Like other towns, the timing was perfect. Had the ore lasted, Ward would have become the County Seat, but the silver was not abundant. After three good years of production, the mines closed, its population dropped, and residents were looking for the next bonanza. County government would continue to reside in Hamilton, despite its dwindling population.
A new hope emerged with the discovery of gold in Cherry Creek. Soldiers had been sent to protect the Pony Express Route and the Overland Stage in 1861 and were garrisoned at Schellbourne. During their off hours, they prospected the surrounding area eventually discovering gold in 1863. The initial discovery was not promising. Employees of the Egan Mining Company joined the soldiers of the Second Calvary of California Volunteers to further explore the area. Production continued for nearly a decade before a mining district was organized in November of 1872. Even then, the best producing ore lay undiscovered until 1880.
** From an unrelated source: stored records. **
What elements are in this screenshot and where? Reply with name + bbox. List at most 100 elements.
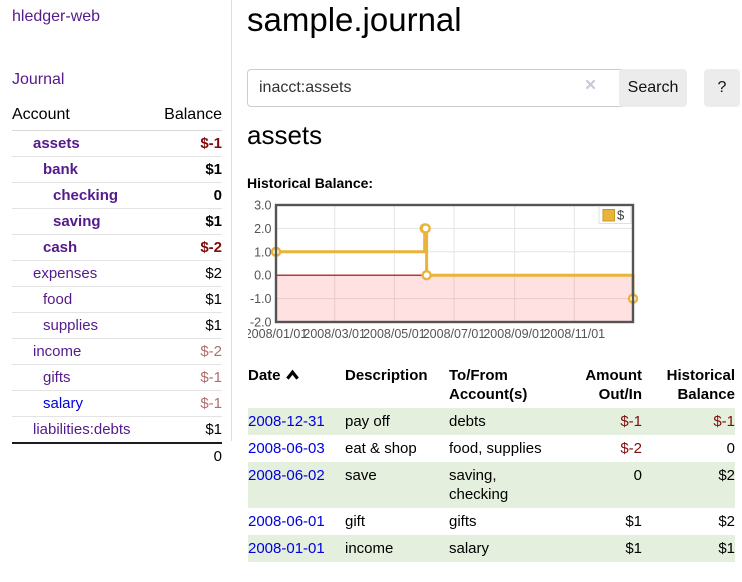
account-row: assets $-1: [12, 131, 222, 157]
account-row: expenses $2: [12, 261, 222, 287]
register-cell-amount: $-2: [620, 440, 642, 457]
clear-search-icon[interactable]: ×: [585, 75, 597, 96]
svg-text:3.0: 3.0: [254, 199, 271, 213]
register-cell-accounts: gifts: [449, 513, 477, 530]
register-cell-accounts: food, supplies: [449, 440, 542, 457]
account-balance: $-1: [200, 395, 222, 412]
account-balance: $-2: [200, 343, 222, 360]
register-cell-amount: $1: [625, 540, 642, 557]
app-title-link[interactable]: hledger-web: [12, 8, 101, 25]
transaction-date-link[interactable]: 2008-06-01: [248, 513, 325, 530]
register-header-date[interactable]: Date: [248, 362, 345, 408]
register-cell-balance: $1: [718, 540, 735, 557]
account-balance: $1: [205, 291, 222, 308]
sidebar-account-link-salary[interactable]: salary: [43, 395, 84, 412]
account-balance: $-1: [200, 369, 222, 386]
register-cell-balance: $-1: [713, 413, 735, 430]
accounts-total-row: 0: [12, 442, 222, 469]
sidebar-account-link-assets[interactable]: assets: [33, 135, 80, 152]
account-row: food $1: [12, 287, 222, 313]
accounts-table: Account Balance assets $-1 bank $1 checking 0…: [12, 104, 222, 469]
register-cell-accounts: debts: [449, 413, 486, 430]
account-balance: $2: [205, 265, 222, 282]
svg-text:2008/11/01: 2008/11/01: [543, 327, 605, 341]
register-rows: 2008-12-31 pay off debts $-1 $-1 2008-06-03 ea…: [248, 408, 735, 562]
sidebar-account-link-supplies[interactable]: supplies: [43, 317, 99, 334]
account-row: checking 0: [12, 183, 222, 209]
account-heading: assets: [247, 120, 323, 150]
sidebar: hledger-web Journal Account Balance asse…: [0, 0, 232, 465]
register-cell-description: eat & shop: [345, 440, 417, 457]
sidebar-account-link-income[interactable]: income: [33, 343, 82, 360]
register-row: 2008-06-02 save saving, checking 0 $2: [248, 462, 735, 508]
register-table: Date Description To/From Account(s) Amou…: [248, 362, 735, 562]
svg-text:2.0: 2.0: [254, 222, 271, 236]
svg-text:2008/03/01: 2008/03/01: [303, 327, 366, 341]
register-cell-description: pay off: [345, 413, 390, 430]
register-header-amount: Amount Out/In: [585, 367, 642, 403]
chart-canvas: $3.0 2.0 1.0 0.0 -1.0 -2.02008/01/012008/03/0…: [245, 199, 639, 341]
sidebar-account-link-bank[interactable]: bank: [43, 161, 79, 178]
register-cell-date: 2008-06-01: [248, 508, 345, 535]
register-cell-date: 2008-06-03: [248, 435, 345, 462]
page-title: sample.journal: [247, 1, 462, 38]
account-row: salary $-1: [12, 391, 222, 417]
svg-text:1.0: 1.0: [254, 245, 271, 259]
chart-section-label: Historical Balance:: [247, 175, 374, 191]
register-header-description: Description: [345, 367, 428, 384]
help-button[interactable]: ?: [704, 69, 740, 107]
register-header-balance: Historical Balance: [666, 367, 735, 403]
svg-text:0.0: 0.0: [254, 269, 271, 283]
register-header-accounts: To/From Account(s): [449, 367, 528, 403]
register-cell-amount: 0: [633, 467, 642, 484]
svg-text:-2.0: -2.0: [250, 316, 272, 330]
register-cell-balance: 0: [726, 440, 735, 457]
svg-text:$: $: [617, 208, 625, 223]
accounts-table-header: Account Balance: [12, 104, 222, 131]
sort-ascending-icon: [285, 367, 300, 386]
date-header-label: Date: [248, 367, 281, 384]
account-balance: $1: [205, 213, 222, 230]
svg-text:2008/09/01: 2008/09/01: [483, 327, 546, 341]
transaction-date-link[interactable]: 2008-01-01: [248, 540, 325, 557]
transaction-date-link[interactable]: 2008-06-02: [248, 467, 325, 484]
svg-text:2008/07/01: 2008/07/01: [423, 327, 486, 341]
register-row: 2008-01-01 income salary $1 $1: [248, 535, 735, 562]
sidebar-account-link-cash[interactable]: cash: [43, 239, 78, 256]
sidebar-item-journal[interactable]: Journal: [12, 71, 65, 88]
account-row: income $-2: [12, 339, 222, 365]
register-cell-description: save: [345, 467, 377, 484]
register-cell-date: 2008-01-01: [248, 535, 345, 562]
sidebar-account-link-expenses[interactable]: expenses: [33, 265, 98, 282]
sidebar-account-link-gifts[interactable]: gifts: [43, 369, 71, 386]
register-cell-accounts: salary: [449, 540, 490, 557]
register-cell-date: 2008-12-31: [248, 408, 345, 435]
account-balance: $1: [205, 317, 222, 334]
sidebar-account-link-liabilities-debts[interactable]: liabilities:debts: [33, 421, 131, 438]
account-balance: $1: [205, 161, 222, 178]
account-balance: $1: [205, 421, 222, 438]
sidebar-account-link-checking[interactable]: checking: [53, 187, 119, 204]
search-input[interactable]: [247, 69, 641, 107]
search-button[interactable]: Search: [619, 69, 687, 107]
historical-balance-chart: $3.0 2.0 1.0 0.0 -1.0 -2.0 2008/01/01 2008/03/0…: [245, 199, 708, 347]
svg-text:-1.0: -1.0: [250, 292, 272, 306]
register-row: 2008-06-03 eat & shop food, supplies $-2 0: [248, 435, 735, 462]
accounts-total-value: 0: [213, 448, 222, 465]
account-rows: assets $-1 bank $1 checking 0 saving $1 cash $-2 e…: [12, 131, 222, 442]
register-cell-amount: $1: [625, 513, 642, 530]
transaction-date-link[interactable]: 2008-06-03: [248, 440, 325, 457]
register-cell-accounts: saving, checking: [449, 467, 509, 503]
sidebar-account-link-saving[interactable]: saving: [53, 213, 101, 230]
account-row: bank $1: [12, 157, 222, 183]
transaction-date-link[interactable]: 2008-12-31: [248, 413, 325, 430]
sidebar-account-link-food[interactable]: food: [43, 291, 73, 308]
account-balance: 0: [213, 187, 222, 204]
account-balance: $-1: [200, 135, 222, 152]
register-header-row: Date Description To/From Account(s) Amou…: [248, 362, 735, 408]
register-cell-amount: $-1: [620, 413, 642, 430]
account-balance: $-2: [200, 239, 222, 256]
account-row: cash $-2: [12, 235, 222, 261]
register-cell-description: income: [345, 540, 394, 557]
balance-column-header: Balance: [164, 106, 222, 123]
Three newly discovered mines opened the canyons around causing Cherry Creek to become the next boom town. Although the town was laid out in 1873, the population remained low. By 1880, the Star, Exchequer, and the Teacup mine averaged production of a million dollars each. It was enough to lure residents from other towns. The population of the Cherry Creek climbed to over 1500 people.
The usual amenities were constructed. A school, church, and Wells Fargo Office opened in 1879. Fraternal organizations such as the Moose Lodge and the Grand Army of the Republic Post for Civil War Veterans was opened in the same year. The Williamson dance hall became famous for the extravagant dances that attracted residents from all around the county.
During its brief boom, Cherry Creek boasted the fastest horse racing track in the State. The flat and sunbaked Steptoe Valley contributed to the right conditions for horse racing. Horse owners would bring their fastest steeds to race on the mile long track, complete with grandstands. Betting the ponies was a popular past time with races nearly every week.
By 1882 Cherry Creek was the largest town in White Pine County with the largest production of ore. Residents felt the time was right to get the county seat moved to the new boom town. They petitioned the County Commissioners who placed the issue up for a vote of County residents. The vote failed because the last remaining residents of Hamilton did not want to move a distance of nearly one hundred miles.
History would show this was a fortunate failure. One year after the vote in 1883, a fire ravaged through the town of Cherry Creek, destroying most of the buildings. The town would never fully recover.